Pazartesi, Ağustos 19, 2019

Fehim Taştekin: Rusya’nın Kürtlere diyeceği kaldı mı?: Meali: Ne Dedi ki veya Ne Diyebilirdi ki?


Tuhaf, çok tuhaf.
Taştekin-Selcen çizgisi yalpayı ve çatallanmayı sürdürüyor.
Her ikisi de, Kürtler’i savunmaya çabalarken, elde savunma dayanakları olamadığı için, onların açmazının kaçınılmazlığını yazıyor duruma geldi: Son 1-2 aydır, diyelim.
Bu kezki alıntı, yine ilginç:
“Sorunu ‘Kürtler’ olarak çerçeveleyip, çağrıyı ‘Arap’ halkına yapmak Fırat’ın doğusundaki realiteyi görmezden gelmektir. Elbette klasik ‘ulus’ tanımıyla, Arap halkından bölgedeki tüm insanları kast ettiklerini söyleyeceklerdir. Fakat bölge 2011 öncesinin koşullarında değil artık; ‘ulus-devlet’ şablonunda kırılma olmadan ve yeni bir bakış açısı getirilmeden Suriye’nin kendi toprak bütünlüğünü sağlaması mümkün gözükmüyor. Bu yüzden de ‘benim ezmeye mecalim kalmadı, bari Türkiye ezsin’ der gibi, bir pozisyona düşüyorlar.”
Tam öyle değil.
Kezlerce şunu yazdık:
2 durum var artık:
Bir: ABD ve Rusya, hegemon olarak belli konularda ne yapacaklarını bilemez durumda artık.

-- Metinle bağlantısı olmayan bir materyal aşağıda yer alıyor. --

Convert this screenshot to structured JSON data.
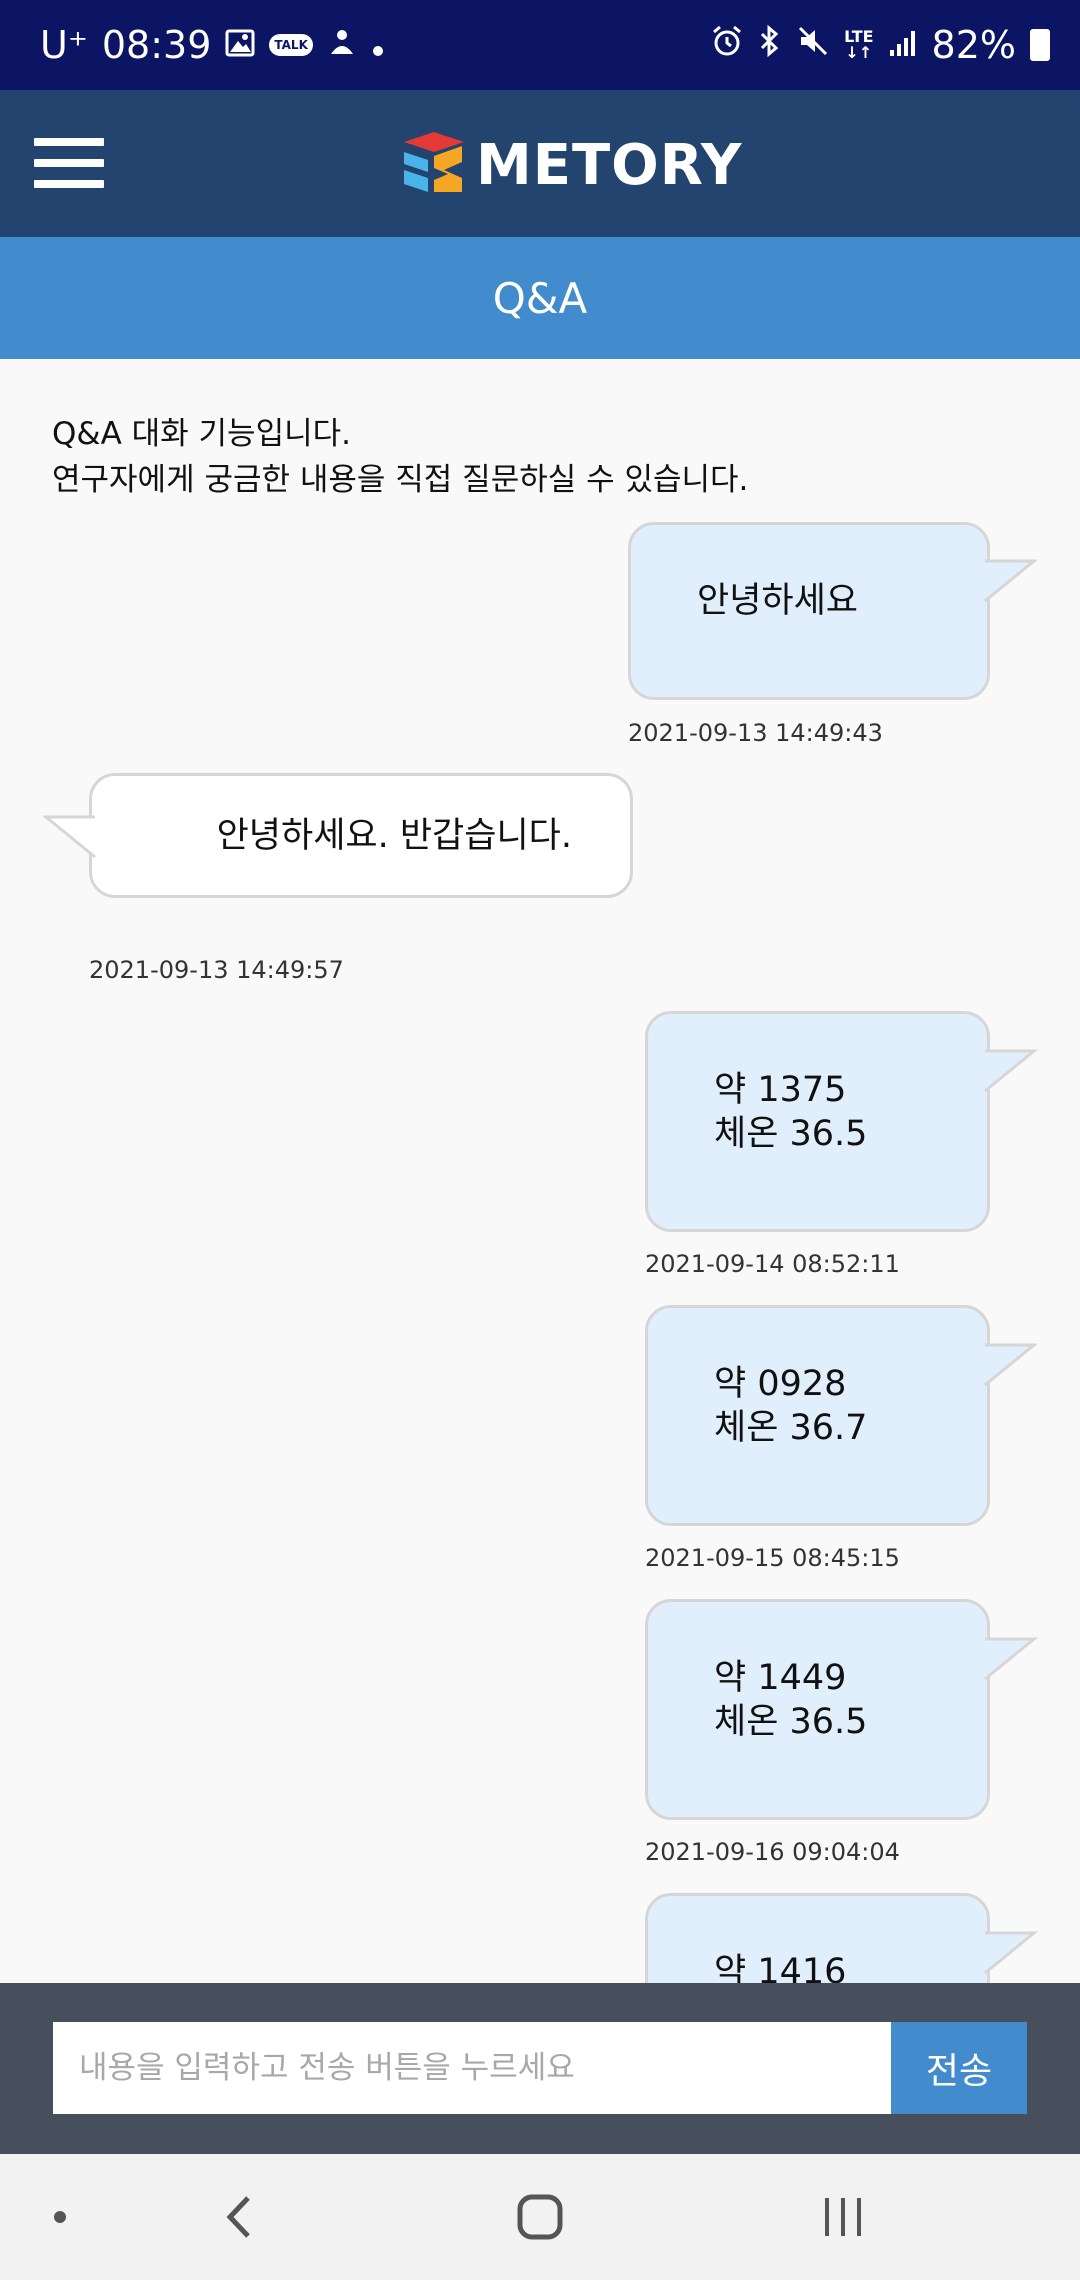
{
  "status_bar": {
    "carrier": "U⁺",
    "time": "08:39",
    "talk_badge": "TALK",
    "network": "LTE",
    "battery": "82%"
  },
  "header": {
    "logo_text": "METORY"
  },
  "title_bar": {
    "title": "Q&A"
  },
  "intro": {
    "line1": "Q&A 대화 기능입니다.",
    "line2": "연구자에게 궁금한 내용을 직접 질문하실 수 있습니다."
  },
  "messages": [
    {
      "sender": "me",
      "lines": [
        "안녕하세요"
      ],
      "timestamp": "2021-09-13 14:49:43"
    },
    {
      "sender": "other",
      "lines": [
        "안녕하세요. 반갑습니다."
      ],
      "timestamp": "2021-09-13 14:49:57"
    },
    {
      "sender": "me",
      "lines": [
        "약 1375",
        "체온 36.5"
      ],
      "timestamp": "2021-09-14 08:52:11"
    },
    {
      "sender": "me",
      "lines": [
        "약 0928",
        "체온 36.7"
      ],
      "timestamp": "2021-09-15 08:45:15"
    },
    {
      "sender": "me",
      "lines": [
        "약 1449",
        "체온 36.5"
      ],
      "timestamp": "2021-09-16 09:04:04"
    },
    {
      "sender": "me",
      "lines": [
        "약 1416"
      ],
      "timestamp": ""
    }
  ],
  "input": {
    "placeholder": "내용을 입력하고 전송 버튼을 누르세요",
    "value": "",
    "send_label": "전송"
  },
  "colors": {
    "status_bar": "#0c1563",
    "header": "#22446f",
    "title_bar": "#428cce",
    "my_bubble": "#e1effc",
    "other_bubble": "#ffffff",
    "input_bar": "#474e5c",
    "send_button": "#428cce"
  }
}
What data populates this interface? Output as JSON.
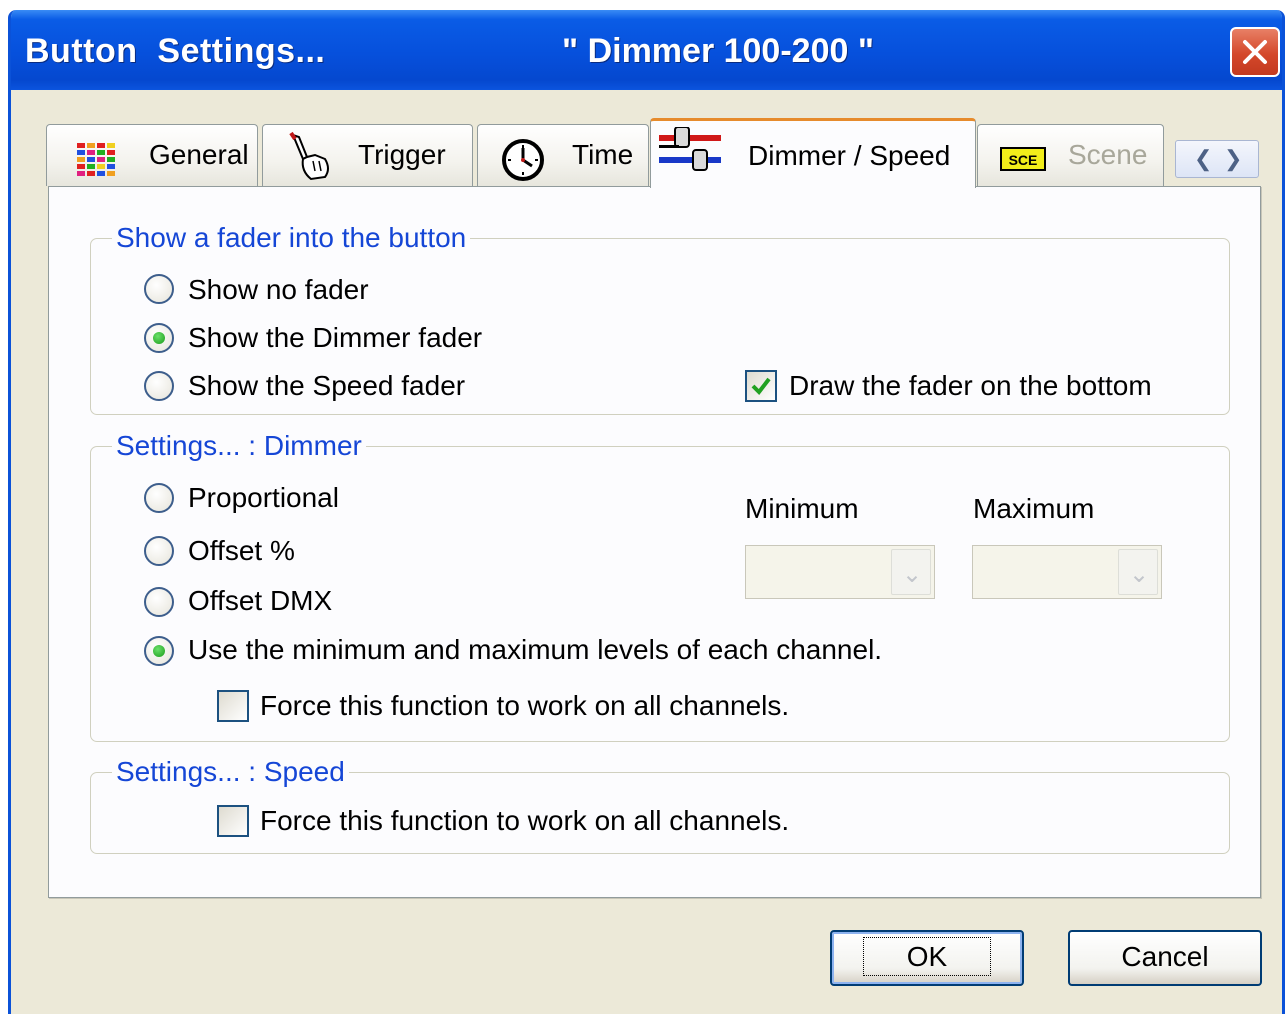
{
  "window": {
    "title": "Button  Settings...",
    "subtitle": "\" Dimmer 100-200 \""
  },
  "tabs": [
    {
      "label": "General",
      "icon": "color-grid-icon",
      "active": false
    },
    {
      "label": "Trigger",
      "icon": "pointing-hand-icon",
      "active": false
    },
    {
      "label": "Time",
      "icon": "clock-icon",
      "active": false
    },
    {
      "label": "Dimmer / Speed",
      "icon": "fader-sliders-icon",
      "active": true
    },
    {
      "label": "Scene",
      "icon": "sce-badge-icon",
      "icon_text": "SCE",
      "active": false,
      "disabled": true
    }
  ],
  "fader_group": {
    "legend": "Show a fader into the button",
    "options": [
      "Show no fader",
      "Show the Dimmer fader",
      "Show the Speed fader"
    ],
    "selected": "Show the Dimmer fader",
    "draw_bottom_label": "Draw the fader on the bottom",
    "draw_bottom_checked": true
  },
  "dimmer_group": {
    "legend": "Settings... : Dimmer",
    "options": [
      "Proportional",
      "Offset %",
      "Offset DMX",
      "Use the minimum and maximum levels of each channel."
    ],
    "selected": "Use the minimum and maximum levels of each channel.",
    "minimum_label": "Minimum",
    "maximum_label": "Maximum",
    "minimum_value": "",
    "maximum_value": "",
    "force_label": "Force this function to work on all channels.",
    "force_checked": false
  },
  "speed_group": {
    "legend": "Settings... : Speed",
    "force_label": "Force this function to work on all channels.",
    "force_checked": false
  },
  "buttons": {
    "ok": "OK",
    "cancel": "Cancel"
  },
  "colors": {
    "titlebar": "#0650dc",
    "dialog_bg": "#ece9d8",
    "legend_text": "#1546d6",
    "active_tab_accent": "#e68b2c"
  }
}
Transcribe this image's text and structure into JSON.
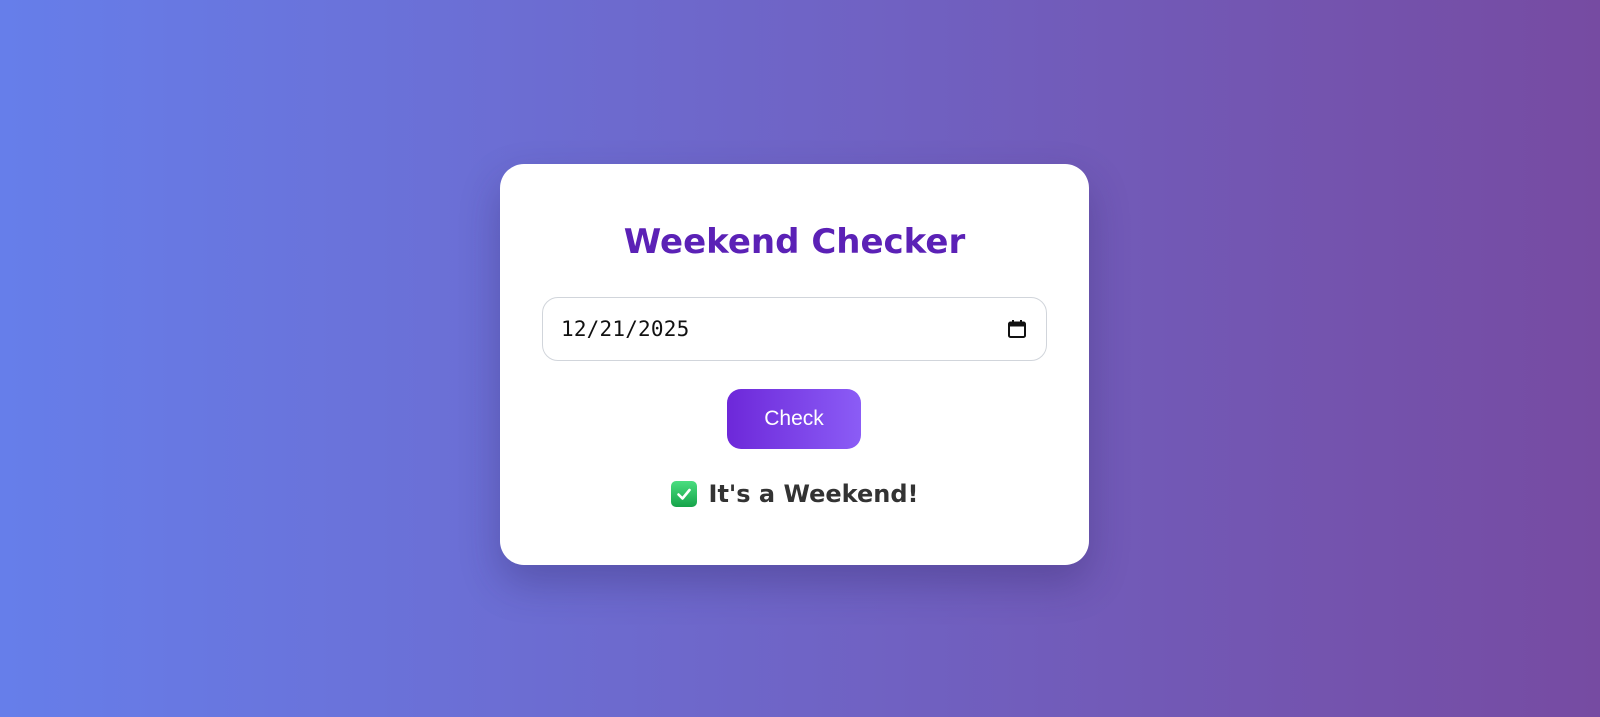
{
  "app": {
    "title": "Weekend Checker"
  },
  "date_input": {
    "value": "12/21/2025",
    "icon": "calendar-icon"
  },
  "check_button": {
    "label": "Check"
  },
  "result": {
    "icon": "check-mark-emoji-icon",
    "text": "It's a Weekend!"
  },
  "colors": {
    "background_start": "#667eea",
    "background_end": "#764ba2",
    "title": "#5b21b6",
    "button_start": "#6d28d9",
    "button_end": "#8b5cf6",
    "result_text": "#333333"
  }
}
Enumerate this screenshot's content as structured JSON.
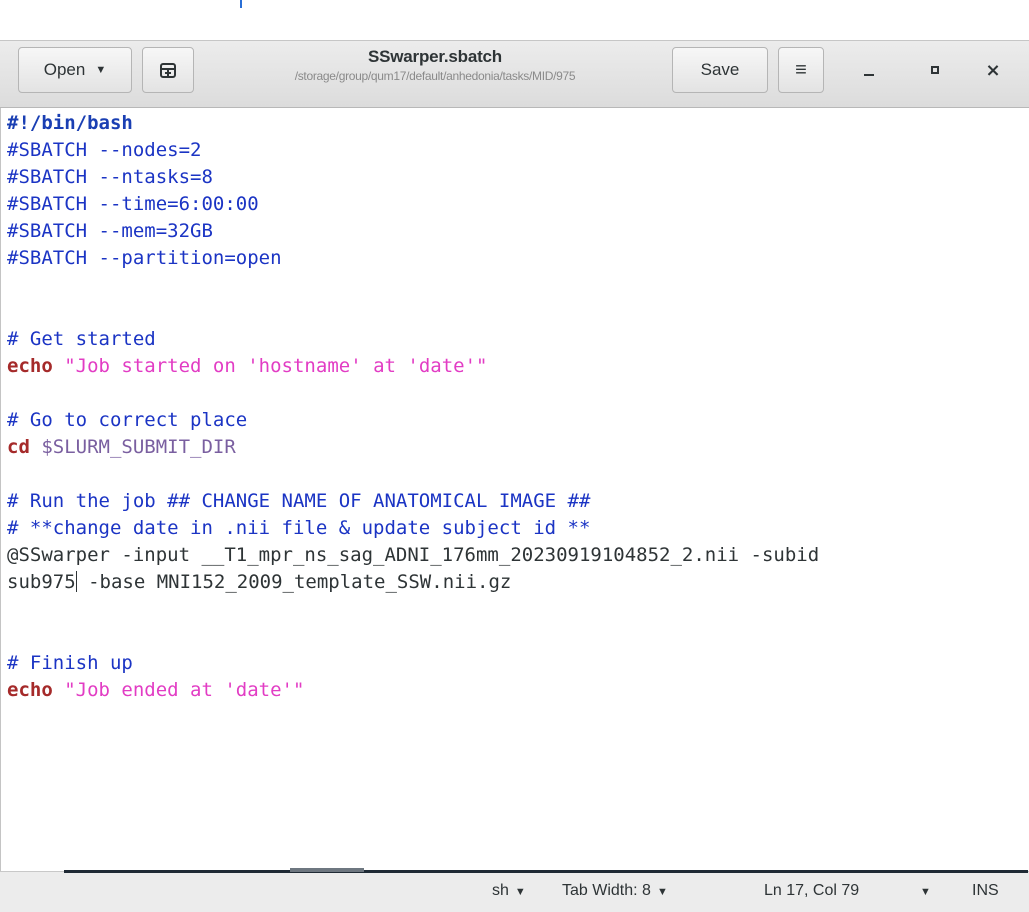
{
  "window": {
    "title": "SSwarper.sbatch",
    "path": "/storage/group/qum17/default/anhedonia/tasks/MID/975"
  },
  "toolbar": {
    "open_label": "Open",
    "open_caret": "▼",
    "new_tab_icon": "new-tab-icon",
    "save_label": "Save",
    "menu_icon": "≡",
    "close_glyph": "×"
  },
  "code_lines": [
    [
      {
        "t": "shebang",
        "v": "#!/bin/bash"
      }
    ],
    [
      {
        "t": "comment",
        "v": "#SBATCH --nodes=2"
      }
    ],
    [
      {
        "t": "comment",
        "v": "#SBATCH --ntasks=8"
      }
    ],
    [
      {
        "t": "comment",
        "v": "#SBATCH --time=6:00:00"
      }
    ],
    [
      {
        "t": "comment",
        "v": "#SBATCH --mem=32GB"
      }
    ],
    [
      {
        "t": "comment",
        "v": "#SBATCH --partition=open"
      }
    ],
    [],
    [],
    [
      {
        "t": "comment",
        "v": "# Get started"
      }
    ],
    [
      {
        "t": "keyword",
        "v": "echo"
      },
      {
        "t": "plain",
        "v": " "
      },
      {
        "t": "string",
        "v": "\"Job started on 'hostname' at 'date'\""
      }
    ],
    [],
    [
      {
        "t": "comment",
        "v": "# Go to correct place"
      }
    ],
    [
      {
        "t": "keyword",
        "v": "cd"
      },
      {
        "t": "plain",
        "v": " "
      },
      {
        "t": "var",
        "v": "$SLURM_SUBMIT_DIR"
      }
    ],
    [],
    [
      {
        "t": "comment",
        "v": "# Run the job ## CHANGE NAME OF ANATOMICAL IMAGE ##"
      }
    ],
    [
      {
        "t": "comment",
        "v": "# **change date in .nii file & update subject id **"
      }
    ],
    [
      {
        "t": "plain",
        "v": "@SSwarper -input __T1_mpr_ns_sag_ADNI_176mm_20230919104852_2.nii -subid"
      }
    ],
    [
      {
        "t": "plain",
        "v": "sub975"
      },
      {
        "t": "cursor",
        "v": ""
      },
      {
        "t": "plain",
        "v": " -base MNI152_2009_template_SSW.nii.gz"
      }
    ],
    [],
    [],
    [
      {
        "t": "comment",
        "v": "# Finish up"
      }
    ],
    [
      {
        "t": "keyword",
        "v": "echo"
      },
      {
        "t": "plain",
        "v": " "
      },
      {
        "t": "string",
        "v": "\"Job ended at 'date'\""
      }
    ]
  ],
  "statusbar": {
    "language": "sh",
    "tab_width": "Tab Width: 8",
    "position": "Ln 17, Col 79",
    "mode": "INS",
    "caret": "▼"
  }
}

İki: Zaten, konu gerçekten kilitlenmiş ve düğümlenmiş durumda.
+
Önce şu gerçek:
Ne TC, ne de Araplar, hiçbir zaman tam ulus-devlet olamadı, 20. Yüzyıl’da yani. Türkler denedi, (›) % 51 becerdi ve geri döndüler. Araplar bunu hiç denemediler, ümmetlikle idare ettiler. 2000 sonrasında da, artık ulus-devlet tanımı fiilen tasfiye edilmişti zaten.
Yani, Esed-Suriye ile ulus-devletin ilintisi yok.
Ezme konusuna gelince:
ABD-Trump, Suriye’den çekileceğini daha önce söyledi ve Kürtler bunu hiç kaale almadı.
Rusya ise, Suriye’yi ABD’ye kaptırmadı, yeni silahlarını denedi, yani orada artık işi bitti ama Akdeniz kıyısında kalıcı üsse gereksinimi var, oradan çıkamaz. Ki o da, taa en başından beridir var olan, Güneybatı Esed-Suriye devleti demek. Gerisiyle kimse ilgilenmiyor artık, ne IŞİD ile, ne de Kürtler ile.
Kürtler bu durumdan yararlanıp devlet kurmak istediler, TC bu durumdan yaralanıp militarist emperyalizm çizgisine geçti: 3 ülkede savaşır durumda. Bu, yürür veya yürümez ama bilindik bir yoldur.
1993’te TC’nin Kürtler’i ezmesiyle ne yapmak istediği yaşandı ve görüldü. Şu an olup bitenler, o yönde değil: TC, bir taşla iki kuş vurup, elindeki Araplar’ı Kürtler ile arasına yerleştirmek istiyor.
Kürtler, kendi sivillerini düşünemedikten sonra, başka birilerinin onları düşünmesini istemeleri, biraz tuhaf kaçıyor.
Taştekin’in göremediği bu yani:
Bu işi buraya Kürtler getirdi:
Barzani’nin referandumu ve yitirince iktidardan tüyüşü, Müslim’in tuhaf çıkışları ve tasfiye edilişi, Talabaniler’in devreden çıkışı, Öcalan’ın taklaları.
Olay, Kürt ve Arap aşiretleri arasındaki (artık 4. Dünyalı bile olamayan) N. Dünya savaşçıkları artık. Yani, dönüp dolaşıp mevsimlik Talabani-Barzani savaşçıklarına geri dönüldü. Türkiye’de yeni savaş aletlerini denemekle meşgul yalnızca.
Taştekin’in yazdıkları bu anlamlara geliyor ama bunu kendisi ne görebiliyor, ne de yazabilir.